Tüm yaşantımız boyunca gerek cami hizmetleri, gerekse cami dışı kültür yaşantımızda insanlara sırf insan oldukları için insan nazarı ile baktık. Herkesi sevabı ile vebali ile kendilerini yine kendilerine bırakmak suretiyle gerçek yargıç olan ulu Allah’ın sonsuz rahmetine havale etmişizdir. Yani, hoşgörülü bir ortam oluşturmanın gayreti ve azmi içinde olduk. Tüm uyarılarımız iyi insan, iyi müslüman, iyi vatandaş olmanın güzelliklerini yansıtmışızdır. Bundan sonra da aynı çizgide devam edeceğiz inşallah. Suç var ise ceza var, af var. Sevap, iyilik varsa rıza var, cennet var. Hepsinin üstünde Allah’ın sonsuz hudut biçilemez rahmeti, merhameti ve elbette ki azameti ve gadabı vardır. Hesabı Allah görür.

Dünyada hiç kimse kimseyi yargısız infaz edemez. İslam’ın ana prensibi budur. Din adamı, ahlak adammı, ilim adamı, toplum adamı olarak bizim görevimiz, ayırımsız herkese iyiyi, güzeli, hakkı, adaleti göstermek ve gözetmektir. Hüküm Allah’ındır. “Elhükmü lillah”dır.
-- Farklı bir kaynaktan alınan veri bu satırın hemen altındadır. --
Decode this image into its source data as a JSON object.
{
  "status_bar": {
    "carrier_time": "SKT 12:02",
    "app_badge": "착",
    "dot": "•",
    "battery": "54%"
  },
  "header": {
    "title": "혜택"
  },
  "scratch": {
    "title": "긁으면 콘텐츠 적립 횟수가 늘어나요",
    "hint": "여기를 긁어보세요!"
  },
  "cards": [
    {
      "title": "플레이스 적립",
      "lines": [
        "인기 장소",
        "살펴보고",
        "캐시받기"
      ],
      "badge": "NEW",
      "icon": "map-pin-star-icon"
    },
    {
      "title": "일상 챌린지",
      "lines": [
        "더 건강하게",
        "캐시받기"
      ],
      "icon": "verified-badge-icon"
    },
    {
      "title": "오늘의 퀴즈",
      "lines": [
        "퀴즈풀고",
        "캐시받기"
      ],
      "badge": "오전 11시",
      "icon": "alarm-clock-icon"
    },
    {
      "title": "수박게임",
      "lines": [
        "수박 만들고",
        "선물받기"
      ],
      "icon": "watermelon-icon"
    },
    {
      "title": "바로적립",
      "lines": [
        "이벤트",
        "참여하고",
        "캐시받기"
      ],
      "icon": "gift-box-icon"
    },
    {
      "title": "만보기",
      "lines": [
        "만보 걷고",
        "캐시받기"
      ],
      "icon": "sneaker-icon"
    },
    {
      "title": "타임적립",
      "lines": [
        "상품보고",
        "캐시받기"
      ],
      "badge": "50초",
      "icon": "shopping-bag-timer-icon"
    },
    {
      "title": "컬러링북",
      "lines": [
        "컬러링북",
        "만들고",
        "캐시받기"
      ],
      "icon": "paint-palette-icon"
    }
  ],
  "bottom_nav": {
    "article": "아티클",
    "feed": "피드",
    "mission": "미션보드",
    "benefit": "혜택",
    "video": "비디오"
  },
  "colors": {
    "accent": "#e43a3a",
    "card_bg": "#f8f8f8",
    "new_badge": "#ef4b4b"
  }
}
Bu konuyu BARIŞ VE HUZURUN KAYNAĞI adlı şiirimle bitirelim.

Ey kardeş;

Barış mutluluktur diyorum sana,

İç barış suyunu sen kana kana,

Sevgi yoksunları kıyıyor cana

Barışı ayakta tutalım canlar.

Sevelim sevilelim yaşasın canlar

Boş yere akmasın bu masum kanlar

Anlayış sahibi olanlar anlar,

Vatana barışı sunalım canlar.

Sen ben davasında olmasın yarış

Barışla mümkündür hedefe varış

Bu vatan uğruna canlar veririz

Hiç kimse alamaz bizden bir karış.

Kardeş olup şu cihanda gezelim

Ne kimseyi üzüp ne üzülelim

Barış ile düşmanları ezelim

Dünyanın kalbine barış yazalım canlar.

Dört mevsimin baharından yazından

Kimse ayrılmasın hakkın izinden

İncinmen kardaşlar, benim sözümden

Barış ortamını kuralım canlar.

Olalım hepimiz sevgiden yana

Sevgi olur çare bu akan kana

Bugün bana ise yarın da sana

Gelmeden barışa sarılın canlar.

Bütün yaraları bir bir saralım

Olan olaylardan ibret alalım

Bütün bu cihana haber salalım

Ruhumuza barış sunalım canlar.

Sözlerim boşuna söylenmiş değil

İnsanca yaşa ki hem sev hem sevil

Sorunu çözmeye yürekten eğil

Barışsız yaşanmaz bilelim canlar

Fikret söyler bu ibretli sözleri

Alevlenmiş yakıyor hep özleri

Uyarmak isityor gören gözleri

Aleme barışı sunalım canlar...

demek suretiyle; bölüşüm, paylaşım, gerçek sosyal adalet, barış, hoşgörü ve huzur ortamının gelişerek devam etmesi temennisi ile tekrar buluşmak ümidiyle hepinize sevgi ve selamlar sunarım.